Jacques Louis David. La coronaciòn de Napoleòn
Sebastián Piñera sólo se supera a
sí mismo y su segundo gobierno, no ha sido más que la repetición de la
archiconocida receta de antiguas modernizaciones del recetario neoliberal. Ni
una pizca de novedad, de audacia teórica o renovación del pensamiento derechista.
Algo similar a Macri, Bolsonaro, Duque y el resto de la derecha
latinoamericana, representante de la oligarquía más ignorante y prosaica de la
historia de nuestro continente. De ahí que, ciertamente, sus segundas partes,
reedición chusca de la política noventera, no haya tenido ningún glamour, no
representara ningún progreso y termine en los fracasos más mediocres, aunque
algunos de nuestros derechistas se crean Napoleón o Churchill.

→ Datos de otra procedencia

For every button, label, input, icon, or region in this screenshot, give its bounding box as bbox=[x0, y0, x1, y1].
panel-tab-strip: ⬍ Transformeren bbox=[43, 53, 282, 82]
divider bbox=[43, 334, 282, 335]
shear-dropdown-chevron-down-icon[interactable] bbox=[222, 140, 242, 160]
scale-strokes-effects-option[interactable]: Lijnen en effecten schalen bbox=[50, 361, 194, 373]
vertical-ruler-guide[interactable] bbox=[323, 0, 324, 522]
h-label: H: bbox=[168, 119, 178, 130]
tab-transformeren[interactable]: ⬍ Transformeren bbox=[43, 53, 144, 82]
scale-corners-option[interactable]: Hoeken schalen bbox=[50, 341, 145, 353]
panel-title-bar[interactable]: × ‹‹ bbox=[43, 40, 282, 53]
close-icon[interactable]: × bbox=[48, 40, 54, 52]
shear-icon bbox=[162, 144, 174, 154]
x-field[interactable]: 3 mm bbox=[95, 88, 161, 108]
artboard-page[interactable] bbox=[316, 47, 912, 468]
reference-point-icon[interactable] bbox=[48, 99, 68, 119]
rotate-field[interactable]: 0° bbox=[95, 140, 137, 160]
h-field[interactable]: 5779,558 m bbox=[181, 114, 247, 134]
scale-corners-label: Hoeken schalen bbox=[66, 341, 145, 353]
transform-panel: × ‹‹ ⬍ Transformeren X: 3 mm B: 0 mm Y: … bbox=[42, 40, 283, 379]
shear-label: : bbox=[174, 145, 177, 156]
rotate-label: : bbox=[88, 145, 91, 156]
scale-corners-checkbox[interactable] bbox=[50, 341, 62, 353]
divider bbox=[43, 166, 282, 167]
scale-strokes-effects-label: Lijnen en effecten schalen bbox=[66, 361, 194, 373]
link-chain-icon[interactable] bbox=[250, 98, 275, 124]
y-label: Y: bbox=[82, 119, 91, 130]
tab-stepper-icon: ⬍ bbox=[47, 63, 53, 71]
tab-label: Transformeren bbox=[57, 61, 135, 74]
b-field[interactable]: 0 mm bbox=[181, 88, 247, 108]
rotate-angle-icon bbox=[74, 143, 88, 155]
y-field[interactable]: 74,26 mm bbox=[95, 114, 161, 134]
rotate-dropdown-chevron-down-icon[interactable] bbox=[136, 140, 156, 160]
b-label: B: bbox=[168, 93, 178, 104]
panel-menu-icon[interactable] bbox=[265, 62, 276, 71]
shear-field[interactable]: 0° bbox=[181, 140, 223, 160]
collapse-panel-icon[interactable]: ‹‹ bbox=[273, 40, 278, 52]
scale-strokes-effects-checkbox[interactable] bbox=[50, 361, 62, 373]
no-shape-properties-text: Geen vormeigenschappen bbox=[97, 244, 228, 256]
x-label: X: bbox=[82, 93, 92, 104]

La caída del breve gobierno
peruano surgido tras la destitución de Vizcarra y la vuelta del MAS en Bolivia
tras el efímero gobierno de facto de Janine Añez, son demostración de que en el
continente la derecha no representa una alternativa sustentable de gobierno
para la región. El imperialismo norteamericano, además, no ha podido evitarlo
ni responder con la clásica receta de golpes militares e instalación de
gobiernos gorilas para suplir esta incapacidad de sus testaferros locales, lo
que no significa en todo caso que no lo considere.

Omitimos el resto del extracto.